KIGALI - The head of International Criminal Tribunal for Rwanda (ICTR) said on Thursday that his office is highly optimistic that Félicien Kabuga will be arrested before the department’s mandate closes at the end of this year.
The Chief Prosecutor, Bubacar Jallow, emerging from a meeting with Prosecutor General Martin Ngoga in Kimuhurura, Kigali on January 31, told journalists that there is new information on Kabuga.
Kabuga is charged with financing the 1994 Genocide. There is a US$5m bounty on Kabuga’s head placed by the US State Department but he has managed to elude arrest for over ten years.
The ICT, which has been trying suspects linked to the 1994 Genocide in Arusha, Tanzania, is set to complete its work by December 2008.
Utmost efforts are being made to bring the most sought-after fugitives like Kabuga, to justice before the end of the year.

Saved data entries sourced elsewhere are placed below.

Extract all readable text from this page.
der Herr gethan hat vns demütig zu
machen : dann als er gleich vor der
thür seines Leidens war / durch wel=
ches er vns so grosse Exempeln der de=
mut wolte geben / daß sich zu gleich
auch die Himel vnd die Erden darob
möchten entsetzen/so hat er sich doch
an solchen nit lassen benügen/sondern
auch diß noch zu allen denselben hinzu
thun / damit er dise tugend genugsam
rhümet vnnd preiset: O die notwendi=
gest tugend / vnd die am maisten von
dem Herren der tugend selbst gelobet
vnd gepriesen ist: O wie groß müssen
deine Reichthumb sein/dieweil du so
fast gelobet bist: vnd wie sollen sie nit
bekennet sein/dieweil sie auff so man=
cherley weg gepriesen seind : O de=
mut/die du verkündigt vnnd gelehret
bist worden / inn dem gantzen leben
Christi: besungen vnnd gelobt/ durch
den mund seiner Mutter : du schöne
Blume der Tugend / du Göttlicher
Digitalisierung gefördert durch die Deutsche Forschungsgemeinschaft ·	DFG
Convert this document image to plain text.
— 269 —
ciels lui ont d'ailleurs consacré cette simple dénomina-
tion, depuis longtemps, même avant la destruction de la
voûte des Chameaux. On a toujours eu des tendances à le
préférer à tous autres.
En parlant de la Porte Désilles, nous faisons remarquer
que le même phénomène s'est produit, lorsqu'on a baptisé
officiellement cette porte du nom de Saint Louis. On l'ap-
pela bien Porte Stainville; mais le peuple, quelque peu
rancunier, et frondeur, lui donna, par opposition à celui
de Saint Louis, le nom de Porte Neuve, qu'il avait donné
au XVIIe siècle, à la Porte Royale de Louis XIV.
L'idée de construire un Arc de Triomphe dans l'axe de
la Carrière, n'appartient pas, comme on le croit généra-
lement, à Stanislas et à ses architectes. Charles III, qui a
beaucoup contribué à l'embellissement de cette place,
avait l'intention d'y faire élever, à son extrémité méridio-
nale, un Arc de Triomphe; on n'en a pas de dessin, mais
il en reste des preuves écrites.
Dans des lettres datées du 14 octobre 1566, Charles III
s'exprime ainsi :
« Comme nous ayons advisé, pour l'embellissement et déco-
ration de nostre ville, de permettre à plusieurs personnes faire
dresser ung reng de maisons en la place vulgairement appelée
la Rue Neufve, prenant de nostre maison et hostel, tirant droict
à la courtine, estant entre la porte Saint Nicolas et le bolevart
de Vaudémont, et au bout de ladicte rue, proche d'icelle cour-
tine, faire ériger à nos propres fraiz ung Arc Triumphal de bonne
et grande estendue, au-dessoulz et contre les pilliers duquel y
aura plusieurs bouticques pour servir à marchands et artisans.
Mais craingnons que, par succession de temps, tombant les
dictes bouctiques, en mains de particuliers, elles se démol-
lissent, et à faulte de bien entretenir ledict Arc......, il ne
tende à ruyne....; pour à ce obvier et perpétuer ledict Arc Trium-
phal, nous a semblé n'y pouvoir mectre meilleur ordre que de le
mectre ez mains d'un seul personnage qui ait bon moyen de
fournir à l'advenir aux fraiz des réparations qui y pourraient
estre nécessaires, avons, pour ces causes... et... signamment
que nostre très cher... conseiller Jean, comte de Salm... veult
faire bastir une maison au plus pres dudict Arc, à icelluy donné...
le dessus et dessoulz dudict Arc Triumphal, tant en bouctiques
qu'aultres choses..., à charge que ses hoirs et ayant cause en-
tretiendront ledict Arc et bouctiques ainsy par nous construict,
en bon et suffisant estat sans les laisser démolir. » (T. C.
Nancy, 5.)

Jallow said the tribunal had renewed its appeal to all UN member states to help track down and arrest Kabuga and other fugitives still at large.
Kabuga’s Radio Television Libre des Mille Collines (Thousand Hills Independent Radio and Television) called for the mass murder of Tutsis and others.
He is a wealthy businessman believed to have vast interests in Africa, including transport, real estate, hotels and farming.
Kabuga is also charged with supplying machetes, hoes and other weapons used by Interahamwe mobs. Last year, ICTR officers quizzed a Kenyan heart specialist, Dr Gerald Yonga, whom they suspected of having treated Kabuga in his clinic at Hurlingham in Nairobi between 2001 and 2003.
In 2005, an ICTR official said the tracking team was closing in on Kabuga when leaks from the police compromised their work.
Born in 1935, the fugitive has used the names Idriss Sudi, Faracean Kabuga, Abachev Straton, Anathase Munyaruga, and Oliver Rukundakuvuga.
Justice Jallow held discussions with justice Minister, Tharcisse Karugarama, and Attorney General Tharcisse Karugarama at the Minister’s office in Kimuhurura on Thursday. Although details of the discussions were not revealed, sources told The Sunday Times that they involved the transfer of Genocide fugitives from Tanzania to Rwanda.
Ngoga reports that the government had asked UN Secretary General Ban Ki-Moon to request that the Security Council take charge of hunting down Genocide suspects when the ICTR ends its term.
Ban Ki-Moon had said early this week that he supports Rwanda’s bid to receive and try Genocide suspects from the Arusha based ICTR.
“I support the efforts by the Rwandan government in preparation for these suspects for instance the improvement of detention facilities and the judicial reforms the country has undergone,” Ki-moon said.